Inconsistent Results

I have a kernel that runs fine on the cpu with the Intel platform but returns some bizarre results on an Nvidia 2000M gpu. The funny thing is that the results are correct around 50% of the time with the same input. This leads me to believe that my kernel is correct and something else is going on. My code is pretty complicated other wise I would post it. Has anyone else experienced anything like this? Thanks.

Your kernel could be incorrect if you’re using shared memory, barriers or atomics. CPU implementations do not do any concurrent execution within work-groups (they just use loops). As such, any incorrect barrier or shared memory usage would not show up in CPU code.

The other area is memory, reading/writing from the host, uninitialised variables will be different, and so on.

If it is not something to do with memory transfers or memory initialisation, the high concurrency on a gpu will expose different bugs.

Thanks for the reply. I did notice that the errors seem to occur at the boundary of a work group. If I privately sent you my kernel code would you have a minute to take a look at it? I’ve got hours and hours into this and would love to move on with my project. Thanks.

Here’s images of the results on 2 consecutive runs of the kernel. … 8173fb.jpg … 5bde53.jpg

I’m getting closer. What happens if the total work group count is not a multiple of wave front or warp size? My kernel depends on local data exchange between a cluster of work items within the work group. This cluster size varies from 2 to 100+. I have been trying to use this cluster size as one of the dimensions of my work group. The problem seems to arise when these clusters in a work group are not a multiple of wave front size. Does this make any sense?
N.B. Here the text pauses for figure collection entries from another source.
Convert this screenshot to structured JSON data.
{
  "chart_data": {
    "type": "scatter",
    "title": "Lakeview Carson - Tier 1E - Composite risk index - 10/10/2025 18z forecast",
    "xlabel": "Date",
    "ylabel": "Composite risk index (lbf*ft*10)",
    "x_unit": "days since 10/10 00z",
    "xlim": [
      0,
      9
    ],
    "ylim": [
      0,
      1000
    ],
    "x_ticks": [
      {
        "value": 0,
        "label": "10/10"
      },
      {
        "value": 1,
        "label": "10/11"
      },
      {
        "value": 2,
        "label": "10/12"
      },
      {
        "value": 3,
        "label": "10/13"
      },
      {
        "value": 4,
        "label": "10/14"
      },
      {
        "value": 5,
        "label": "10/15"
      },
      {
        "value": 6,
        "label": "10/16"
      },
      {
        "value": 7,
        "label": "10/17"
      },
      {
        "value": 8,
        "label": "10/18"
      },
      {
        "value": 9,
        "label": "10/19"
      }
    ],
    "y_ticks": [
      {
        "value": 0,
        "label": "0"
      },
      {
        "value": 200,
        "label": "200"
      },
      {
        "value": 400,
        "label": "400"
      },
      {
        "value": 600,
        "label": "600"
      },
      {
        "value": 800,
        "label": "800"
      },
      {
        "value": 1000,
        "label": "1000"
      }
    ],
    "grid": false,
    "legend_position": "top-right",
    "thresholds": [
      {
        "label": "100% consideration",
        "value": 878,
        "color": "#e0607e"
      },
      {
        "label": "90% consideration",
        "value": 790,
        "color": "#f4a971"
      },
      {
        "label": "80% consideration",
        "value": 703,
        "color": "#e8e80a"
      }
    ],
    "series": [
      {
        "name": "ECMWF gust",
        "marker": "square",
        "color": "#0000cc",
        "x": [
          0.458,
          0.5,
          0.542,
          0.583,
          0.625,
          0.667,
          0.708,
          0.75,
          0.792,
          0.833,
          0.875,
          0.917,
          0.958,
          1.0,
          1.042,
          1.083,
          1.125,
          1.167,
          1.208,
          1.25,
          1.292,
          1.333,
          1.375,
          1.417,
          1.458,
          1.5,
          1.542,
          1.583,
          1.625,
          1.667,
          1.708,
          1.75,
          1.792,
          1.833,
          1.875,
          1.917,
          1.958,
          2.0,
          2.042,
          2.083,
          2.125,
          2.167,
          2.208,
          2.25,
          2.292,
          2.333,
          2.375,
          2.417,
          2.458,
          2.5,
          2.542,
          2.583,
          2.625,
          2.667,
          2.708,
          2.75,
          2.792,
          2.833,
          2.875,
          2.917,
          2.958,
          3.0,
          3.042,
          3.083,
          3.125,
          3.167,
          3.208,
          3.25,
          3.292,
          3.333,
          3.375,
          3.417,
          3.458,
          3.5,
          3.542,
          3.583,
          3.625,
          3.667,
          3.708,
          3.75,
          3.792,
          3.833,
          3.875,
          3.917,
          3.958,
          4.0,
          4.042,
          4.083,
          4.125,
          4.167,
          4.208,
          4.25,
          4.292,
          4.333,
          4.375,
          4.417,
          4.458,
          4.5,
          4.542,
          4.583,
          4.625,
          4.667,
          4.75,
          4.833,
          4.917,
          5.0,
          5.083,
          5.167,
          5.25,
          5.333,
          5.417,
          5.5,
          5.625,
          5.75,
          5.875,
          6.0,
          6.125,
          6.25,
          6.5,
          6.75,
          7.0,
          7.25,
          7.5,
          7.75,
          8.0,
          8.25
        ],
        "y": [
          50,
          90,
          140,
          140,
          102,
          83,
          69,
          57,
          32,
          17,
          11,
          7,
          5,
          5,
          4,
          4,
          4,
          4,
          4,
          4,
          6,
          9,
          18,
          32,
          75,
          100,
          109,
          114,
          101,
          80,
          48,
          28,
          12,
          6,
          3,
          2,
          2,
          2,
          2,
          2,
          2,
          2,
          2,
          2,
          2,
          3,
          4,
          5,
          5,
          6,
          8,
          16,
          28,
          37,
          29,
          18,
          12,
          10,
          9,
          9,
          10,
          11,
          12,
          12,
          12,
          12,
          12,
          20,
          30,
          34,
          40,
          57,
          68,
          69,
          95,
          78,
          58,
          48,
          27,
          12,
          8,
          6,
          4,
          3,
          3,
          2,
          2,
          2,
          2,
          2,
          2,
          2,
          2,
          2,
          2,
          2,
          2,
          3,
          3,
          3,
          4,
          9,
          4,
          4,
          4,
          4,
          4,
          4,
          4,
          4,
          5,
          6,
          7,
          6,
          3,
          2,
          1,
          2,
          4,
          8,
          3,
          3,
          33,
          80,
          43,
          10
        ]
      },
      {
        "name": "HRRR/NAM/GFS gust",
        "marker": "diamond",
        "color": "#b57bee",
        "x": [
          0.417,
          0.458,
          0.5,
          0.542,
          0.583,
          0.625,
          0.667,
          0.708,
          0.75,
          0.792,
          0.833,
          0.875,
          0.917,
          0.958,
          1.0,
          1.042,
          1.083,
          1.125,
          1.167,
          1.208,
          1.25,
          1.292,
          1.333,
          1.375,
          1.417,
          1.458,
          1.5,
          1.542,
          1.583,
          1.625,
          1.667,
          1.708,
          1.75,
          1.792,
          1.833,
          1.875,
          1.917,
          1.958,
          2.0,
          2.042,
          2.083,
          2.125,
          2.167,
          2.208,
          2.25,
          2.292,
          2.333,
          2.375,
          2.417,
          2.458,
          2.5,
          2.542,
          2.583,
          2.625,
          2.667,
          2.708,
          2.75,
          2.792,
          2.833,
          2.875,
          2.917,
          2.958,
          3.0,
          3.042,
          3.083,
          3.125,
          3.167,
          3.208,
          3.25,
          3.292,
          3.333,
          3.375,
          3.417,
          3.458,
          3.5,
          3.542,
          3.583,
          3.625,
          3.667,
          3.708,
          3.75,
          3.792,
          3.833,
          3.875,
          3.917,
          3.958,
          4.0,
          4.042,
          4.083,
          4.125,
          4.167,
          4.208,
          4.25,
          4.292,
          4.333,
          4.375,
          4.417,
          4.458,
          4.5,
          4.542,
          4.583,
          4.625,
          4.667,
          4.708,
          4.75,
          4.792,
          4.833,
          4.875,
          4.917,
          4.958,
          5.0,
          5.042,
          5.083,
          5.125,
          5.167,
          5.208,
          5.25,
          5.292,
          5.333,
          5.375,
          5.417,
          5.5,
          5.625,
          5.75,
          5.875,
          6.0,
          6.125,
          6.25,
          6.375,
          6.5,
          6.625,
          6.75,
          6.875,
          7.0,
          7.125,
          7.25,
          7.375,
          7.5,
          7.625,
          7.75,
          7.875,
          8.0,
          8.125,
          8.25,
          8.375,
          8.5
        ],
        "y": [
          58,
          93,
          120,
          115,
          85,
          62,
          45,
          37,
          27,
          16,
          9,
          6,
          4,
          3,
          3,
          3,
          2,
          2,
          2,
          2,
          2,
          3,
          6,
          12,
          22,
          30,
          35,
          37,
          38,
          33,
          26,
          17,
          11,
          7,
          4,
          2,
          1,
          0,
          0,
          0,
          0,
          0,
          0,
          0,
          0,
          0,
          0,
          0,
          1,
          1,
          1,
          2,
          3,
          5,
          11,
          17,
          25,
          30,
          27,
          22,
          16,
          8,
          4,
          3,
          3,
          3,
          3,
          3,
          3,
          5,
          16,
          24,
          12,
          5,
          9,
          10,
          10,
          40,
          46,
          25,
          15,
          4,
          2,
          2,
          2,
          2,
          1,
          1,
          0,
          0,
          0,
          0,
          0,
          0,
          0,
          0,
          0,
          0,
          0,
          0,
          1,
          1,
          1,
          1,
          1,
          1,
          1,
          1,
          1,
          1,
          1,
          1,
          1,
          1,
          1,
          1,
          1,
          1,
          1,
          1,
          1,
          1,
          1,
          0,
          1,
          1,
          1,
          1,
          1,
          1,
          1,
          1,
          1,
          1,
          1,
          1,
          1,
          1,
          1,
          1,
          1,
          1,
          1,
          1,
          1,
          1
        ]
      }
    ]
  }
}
Thanks I thought that if I was using local barriers correctly the work group dimensions and total count shouldn’t cause these problems to arise.

When the code is executed on the device, the local work group is assigned to one compute unit and always takes a multiple of wave-fronts of processing time. e.g. lws=2 still takes 64 threads on an AMD part (i don’t know much about nvidia anymore, but it’s either 32 or 64), lws=65 takes 128 threads, etc.

If you have problems with your barrier code, then a work size > wave-front size will expose it, as the whole work-group will not execute atomically - which is what happens when the work size <= wave front size. And this can show up as non-deterministic results.

With barriers make sure you bracket the transaction, it’s easy to forget one. e.g. if you do a store, then a load in a loop, you need 2 barriers, not just the one after the store.

The barriers in loops was the problem. Thanks a lot for your help.